AIGQ: An End-to-End Hybrid Generative Architecture for E-commerce Query Recommendation

Pre-search query recommendation, widely known as HintQ on Taobao's homepage, plays a vital role in intent capture and demand discovery, yet traditional methods suffer from shallow semantics, poor cold-start performance and low serendipity due to reliance on ID-based matching and co-click heuristics. To overcome these challenges, we propose AIGQ (AI-Generated Query architecture), the first end-to-end generative framework for HintQ scenario. AIGQ is built upon three core innovations spanning training paradigm, policy optimization and deployment architecture. First, we propose Interest-Aware List Supervised Fine-Tuning (IL-SFT), a list-level supervised learning approach that constructs training samples through session-aware behavior aggregation and interest-guided re-ranking strategy to faithfully model nuanced user intent.
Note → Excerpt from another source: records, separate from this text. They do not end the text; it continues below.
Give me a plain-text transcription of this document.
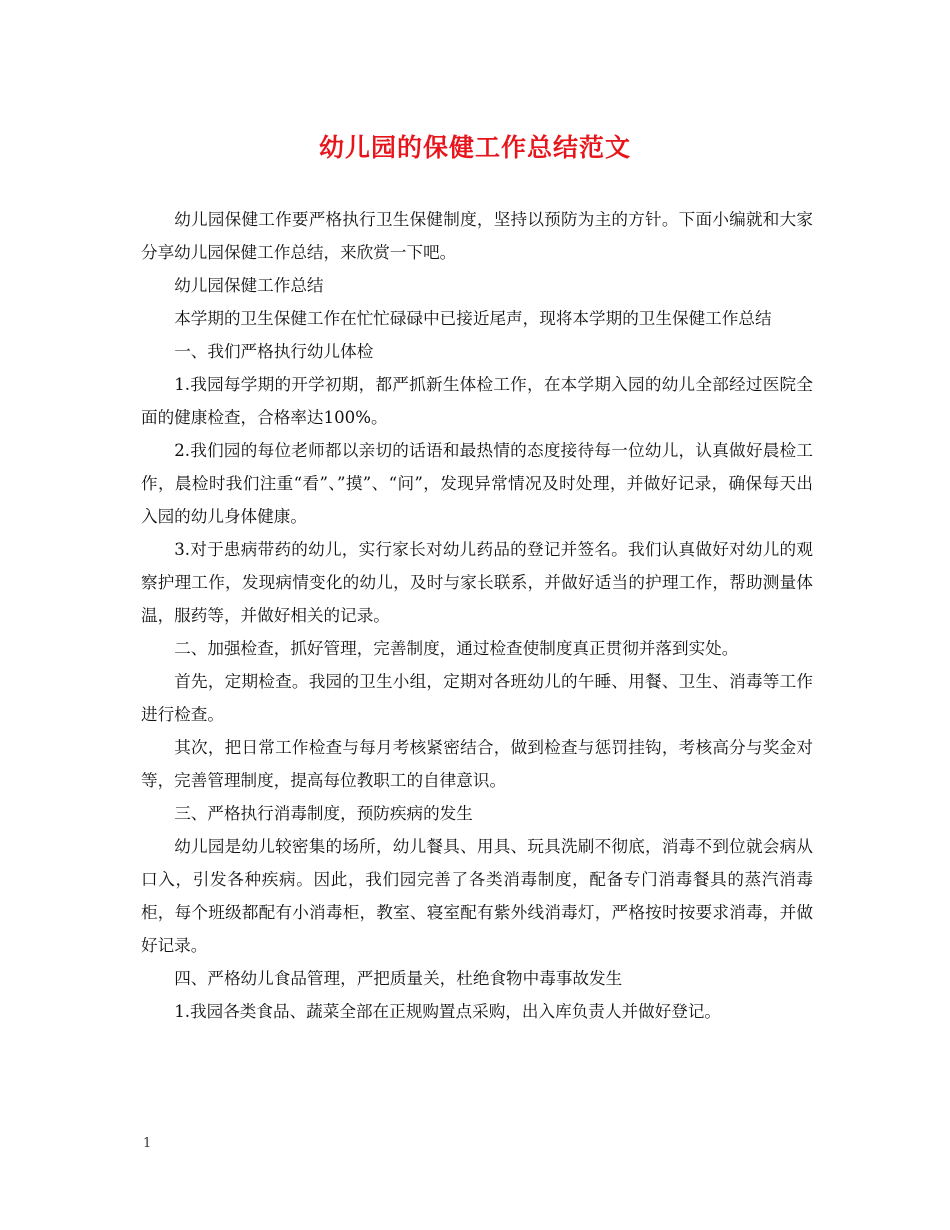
幼儿园的保健工作总结范文

幼儿园保健工作要严格执行卫生保健制度，坚持以预防为主的方针。下面小编就和大家分享幼儿园保健工作总结，来欣赏一下吧。

幼儿园保健工作总结

本学期的卫生保健工作在忙忙碌碌中已接近尾声，现将本学期的卫生保健工作总结

一、我们严格执行幼儿体检

1.我园每学期的开学初期，都严抓新生体检工作，在本学期入园的幼儿全部经过医院全面的健康检查，合格率达100%。

2.我们园的每位老师都以亲切的话语和最热情的态度接待每一位幼儿，认真做好晨检工作，晨检时我们注重“看”、”摸”、“问”，发现异常情况及时处理，并做好记录，确保每天出入园的幼儿身体健康。

3.对于患病带药的幼儿，实行家长对幼儿药品的登记并签名。我们认真做好对幼儿的观察护理工作，发现病情变化的幼儿，及时与家长联系，并做好适当的护理工作，帮助测量体温，服药等，并做好相关的记录。

二、加强检查，抓好管理，完善制度，通过检查使制度真正贯彻并落到实处。

首先，定期检查。我园的卫生小组，定期对各班幼儿的午睡、用餐、卫生、消毒等工作进行检查。

其次，把日常工作检查与每月考核紧密结合，做到检查与惩罚挂钩，考核高分与奖金对等，完善管理制度，提高每位教职工的自律意识。

三、严格执行消毒制度，预防疾病的发生

幼儿园是幼儿较密集的场所，幼儿餐具、用具、玩具洗刷不彻底，消毒不到位就会病从口入，引发各种疾病。因此，我们园完善了各类消毒制度，配备专门消毒餐具的蒸汽消毒柜，每个班级都配有小消毒柜，教室、寝室配有紫外线消毒灯，严格按时按要求消毒，并做好记录。

四、严格幼儿食品管理，严把质量关，杜绝食物中毒事故发生

1.我园各类食品、蔬菜全部在正规购置点采购，出入库负责人并做好登记。

1
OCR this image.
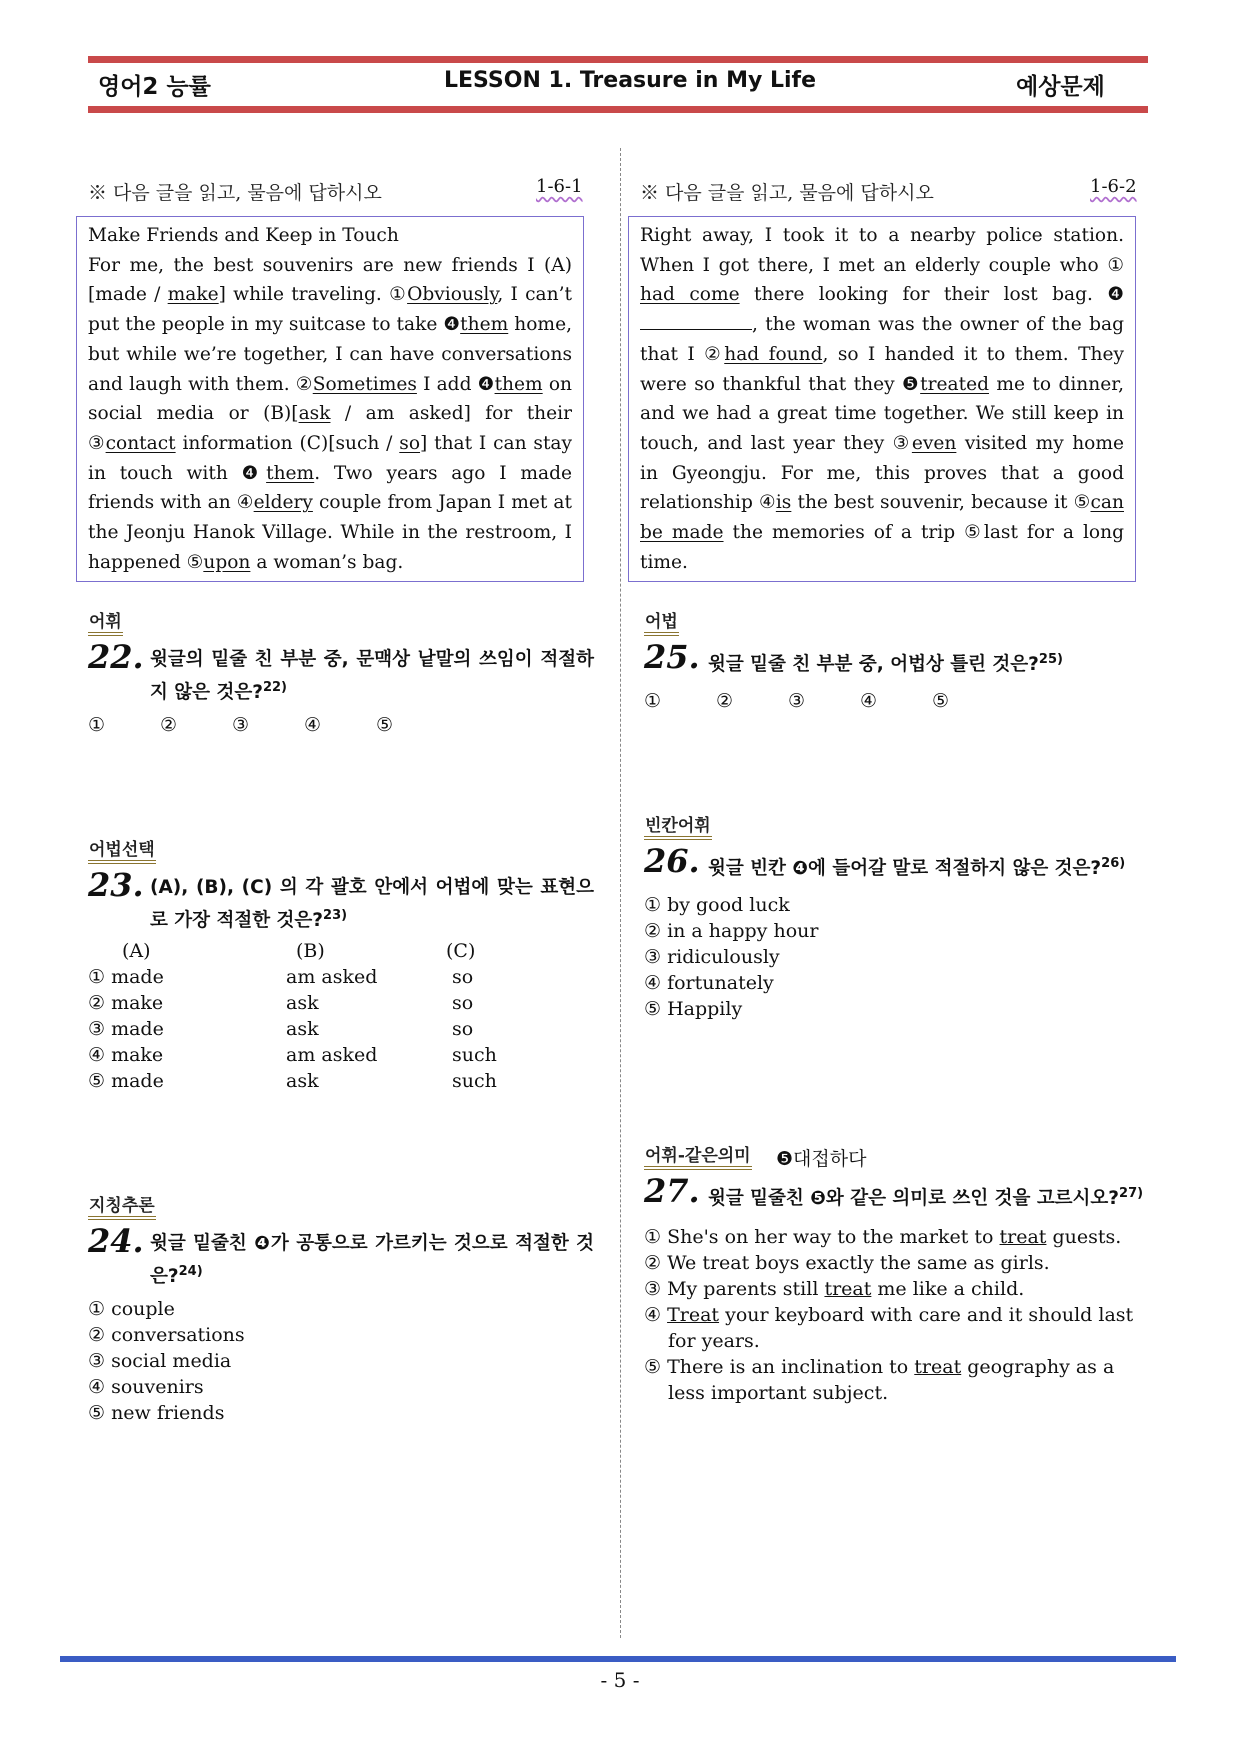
영어2 능률	LESSON 1. Treasure in My Life	예상문제
※ 다음 글을 읽고, 물음에 답하시오	1-6-1
Make Friends and Keep in Touch
For me, the best souvenirs are new friends I (A)[made / make] while traveling. ①Obviously, I can’t put the people in my suitcase to take ❹them home, but while we’re together, I can have conversations and laugh with them. ②Sometimes I add ❹them on social media or (B)[ask / am asked] for their ③contact information (C)[such / so] that I can stay in touch with ❹them. Two years ago I made friends with an ④eldery couple from Japan I met at the Jeonju Hanok Village. While in the restroom, I happened ⑤upon a woman’s bag.
※ 다음 글을 읽고, 물음에 답하시오	1-6-2
Right away, I took it to a nearby police station. When I got there, I met an elderly couple who ① had come there looking for their lost bag. ❹ , the woman was the owner of the bag that I ②had found, so I handed it to them. They were so thankful that they ❺treated me to dinner, and we had a great time together. We still keep in touch, and last year they ③even visited my home in Gyeongju. For me, this proves that a good relationship ④is the best souvenir, because it ⑤can be made the memories of a trip ⑤last for a long time.
어휘
22. 윗글의 밑줄 친 부분 중, 문맥상 낱말의 쓰임이 적절하지 않은 것은?$^{22)}$
①	②	③	④	⑤
어법선택
23. (A), (B), (C) 의 각 괄호 안에서 어법에 맞는 표현으로 가장 적절한 것은?$^{23)}$
(A)	(B)	(C)
① made	am asked	so
② make	ask	so
③ made	ask	so
④ make	am asked	such
⑤ made	ask	such
지칭추론
24. 윗글 밑줄친 ❹가 공통으로 가르키는 것으로 적절한 것은?$^{24)}$
① couple
② conversations
③ social media
④ souvenirs
⑤ new friends
어법
25. 윗글 밑줄 친 부분 중, 어법상 틀린 것은?$^{25)}$
①	②	③	④	⑤
빈칸어휘
26. 윗글 빈칸 ❹에 들어갈 말로 적절하지 않은 것은?$^{26)}$
① by good luck
② in a happy hour
③ ridiculously
④ fortunately
⑤ Happily
어휘-같은의미 ❺대접하다
27. 윗글 밑줄친 ❺와 같은 의미로 쓰인 것을 고르시오?$^{27)}$
① She's on her way to the market to treat guests.
② We treat boys exactly the same as girls.
③ My parents still treat me like a child.
④ Treat your keyboard with care and it should last for years.
⑤ There is an inclination to treat geography as a less important subject.
- 5 -
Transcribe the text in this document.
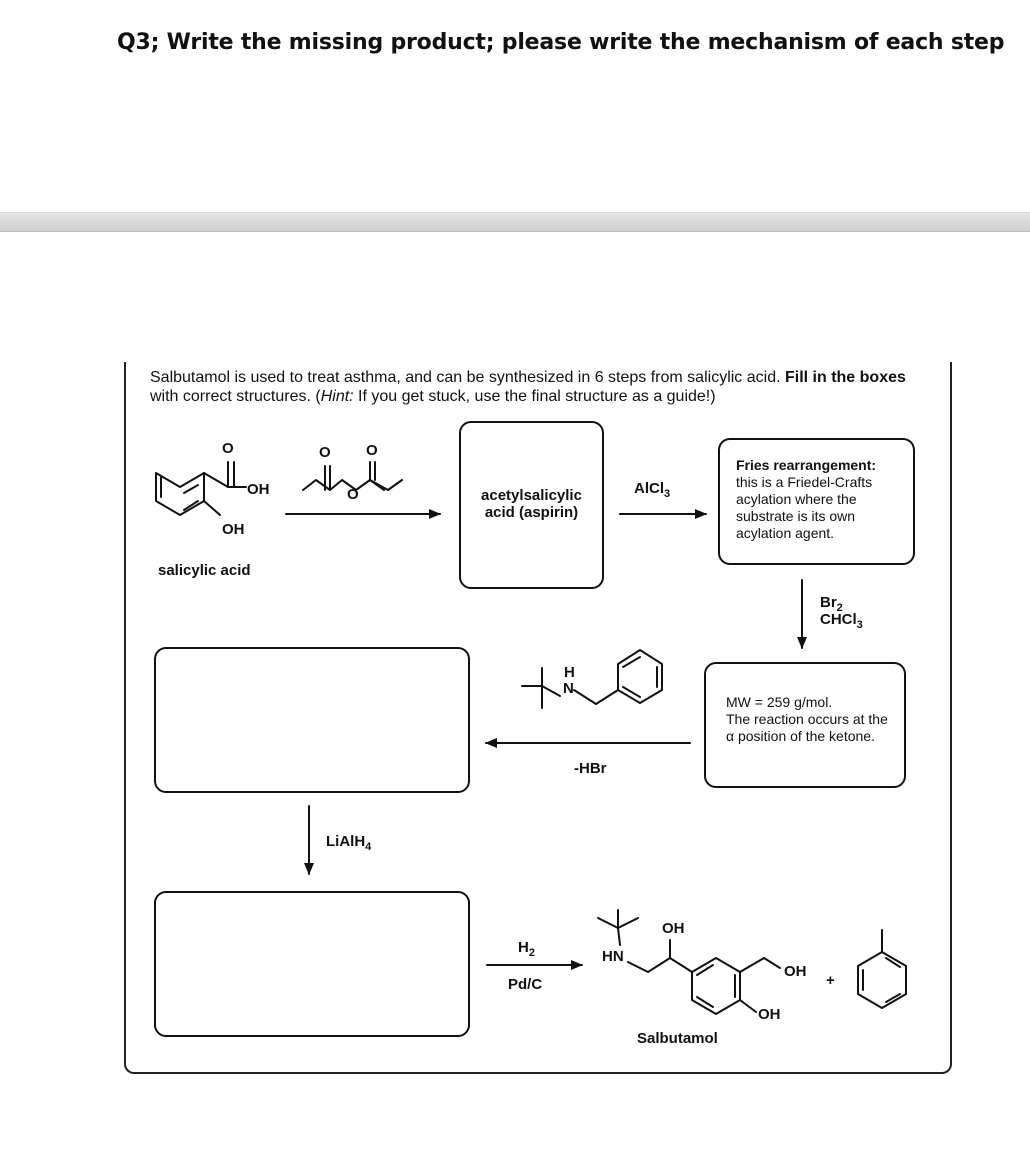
Q3; Write the missing product; please write the mechanism of each step
Salbutamol is used to treat asthma, and can be synthesized in 6 steps from salicylic acid. Fill in the boxes with correct structures. (Hint: If you get stuck, use the final structure as a guide!)
O
OH
OH
O O
O
H
N
HN
OH
OH
OH
salicylic acid
acetylsalicylic
acid (aspirin)
AlCl$_3$
Fries rearrangement:
this is a Friedel-Crafts acylation where the substrate is its own acylation agent.
$Br_2$
CHCl$_3$
MW = 259 g/mol.
The reaction occurs at the α position of the ketone.
-HBr
LiAlH$_4$
$H_2$
Pd/C	+
Salbutamol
Accordingly, we design Interest-aware List Group Relative Policy Optimization (IL-GRPO), a novel policy gradient algorithm with a dual-component reward mechanism that jointly optimizes individual query relevance and global list properties, enhanced by a model-based reward from the online click-through rate (CTR) ranking model. To deploy under strict real-time and low-latency requirements, we further develop a hybrid offline-online architecture comprising AIGQ-Direct for nearline personalized user-to-query generation and AIGQ-Think, a reasoning-enhanced variant that produces trigger-to-query mappings to enrich interest diversity. Extensive offline evaluations and large-scale online A/B experiments on Taobao demonstrate that AIGQ consistently delivers substantial improvements in key business metrics across platform effectiveness and user engagement.

翻译：搜索前查询推荐（在淘宝首页广泛被称为HintQ）在意图捕获和需求发现中起着至关重要的作用，然而传统方法由于依赖基于ID的匹配和共点击启发式规则，存在语义浅层、冷启动性能差和惊喜度低的问题。为克服这些挑战，我们提出了AIGQ（AI生成查询架构），这是首个面向HintQ场景的端到端生成式框架。AIGQ建立在训练范式、策略优化和部署架构三项核心创新之上。首先，我们提出了兴趣感知列表监督微调（IL-SFT），这是一种列表级监督学习方法，通过会话感知行为聚合和兴趣引导的重排序策略构建训练样本，以准确建模细微的用户意图。相应地，我们设计了兴趣感知列表组相对策略优化（IL-GRPO），这是一种新颖的策略梯度算法，采用双组件奖励机制联合优化单个查询相关性和全局列表属性，并借助基于在线点击率（CTR）排序模型的模型奖励进行增强。为了在严格的实时和低延迟要求下部署，我们进一步开发了一种混合离线-在线架构，包括用于近线个性化用户到查询生成的AIGQ-Direct，以及一种推理增强变体AIGQ-Think，用于生成触发到查询的映射以丰富兴趣多样性。在淘宝上的大量离线评估和大规模在线A/B实验表明，AIGQ在平台有效性和用户参与度等关键业务指标上持续带来显著改进。